There was an article in this past Sunday’s Buffalo News outlining Erie County Executive Chris Collins’ desire for greater representation from the executive branch on the boards of the eight largest cultural institutions in exchange for the regular county funding that is regularly awarded.
The request seems a little heavy handed as most already have county representation, but the explanation being given is to give tax payers a greater seat at the table of organizations that receive county money. That, in and of itself, is hard to argue against.
What I’m not sure about is why the culturals are being singled out. It feels a little like token reform. The amount of money being spent on the 8 largest cultural organizations is roughly 3.5 million dollars give or take. Erie County offers the Buffalo Bills roughly that same amount with absolutely no strings attached. The Bills are not exactly starving as any passing glance at a tv contract will bear out. The culturals were told to consider the county money “the last funds in the door.” that these funds shouldn’t be used to keep the lights on, that they should be used to instead enhance programming and increase multilingual marketing, even translate signage and website advertisments into spanish, french, german, japanese and chinese. Which of the many chinese languages was never actually specified.

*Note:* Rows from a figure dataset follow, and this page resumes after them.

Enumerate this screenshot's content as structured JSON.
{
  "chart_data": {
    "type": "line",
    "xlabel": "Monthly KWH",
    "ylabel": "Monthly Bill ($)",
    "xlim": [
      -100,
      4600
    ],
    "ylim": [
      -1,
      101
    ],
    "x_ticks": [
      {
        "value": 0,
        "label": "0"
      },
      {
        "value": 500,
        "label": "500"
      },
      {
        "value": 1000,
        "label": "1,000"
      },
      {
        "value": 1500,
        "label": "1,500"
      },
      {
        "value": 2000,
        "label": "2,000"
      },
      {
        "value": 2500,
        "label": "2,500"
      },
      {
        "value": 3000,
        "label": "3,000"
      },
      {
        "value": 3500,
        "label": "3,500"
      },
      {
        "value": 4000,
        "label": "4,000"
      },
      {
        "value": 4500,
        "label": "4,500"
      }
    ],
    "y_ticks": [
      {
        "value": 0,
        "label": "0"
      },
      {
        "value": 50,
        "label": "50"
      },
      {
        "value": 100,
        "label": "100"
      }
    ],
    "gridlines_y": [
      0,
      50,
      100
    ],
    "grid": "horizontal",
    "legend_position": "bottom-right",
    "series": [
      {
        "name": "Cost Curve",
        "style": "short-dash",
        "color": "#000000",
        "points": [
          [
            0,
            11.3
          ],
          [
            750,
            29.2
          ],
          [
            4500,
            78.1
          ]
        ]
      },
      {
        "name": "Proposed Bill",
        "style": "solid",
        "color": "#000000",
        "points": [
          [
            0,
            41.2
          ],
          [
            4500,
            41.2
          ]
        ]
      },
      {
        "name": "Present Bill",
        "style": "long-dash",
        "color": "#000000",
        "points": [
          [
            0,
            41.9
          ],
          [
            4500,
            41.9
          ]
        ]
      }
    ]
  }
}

While that isn’t terribly practical, the whole thing seems a little petty & petulant. I watch the Bills toy with WNY’s emotions every fall, and they play a decreasing amount of games in the area, yet pocket their county funding without stipulation. It’s an existing agreement and I say let that pass, but the culturals stretch through the entire calendar year and proactively contribute to the quality of life in Western New York. All operate very lean and mean when it comes to funds. Ironically enough, people come to the area to see the BPO, tour the Botanical Gardens, see the Burchfield and so on. And the extra bonus is that the money that gets spent at these places stays here. In an era where corporate support is dwindling and capital improvements have been dealt a body blow, it seems when you got a few things working and comparitively thriving, you count your blessings and work on the bigger problems.
We all need to work together and I don’t think anybody is looking for separation or anything, but the way it was reported in the news made it sound like the county was acting like Deniro in “The Untouchables,” pacing the dining room lecturing his subordinates about Team and brandishing a baseball bat.
You like to think the demand for more board seats truly is for greater representation not for places to hide folk. That office is represented on a number of boards including my employers. I fully applaud the Exec for looking to reform and spend smart.
Given that the arts outlets help broaden the quality of life for all in the area, I hope the powers that be pay due diligence to all agencies where they have an interest.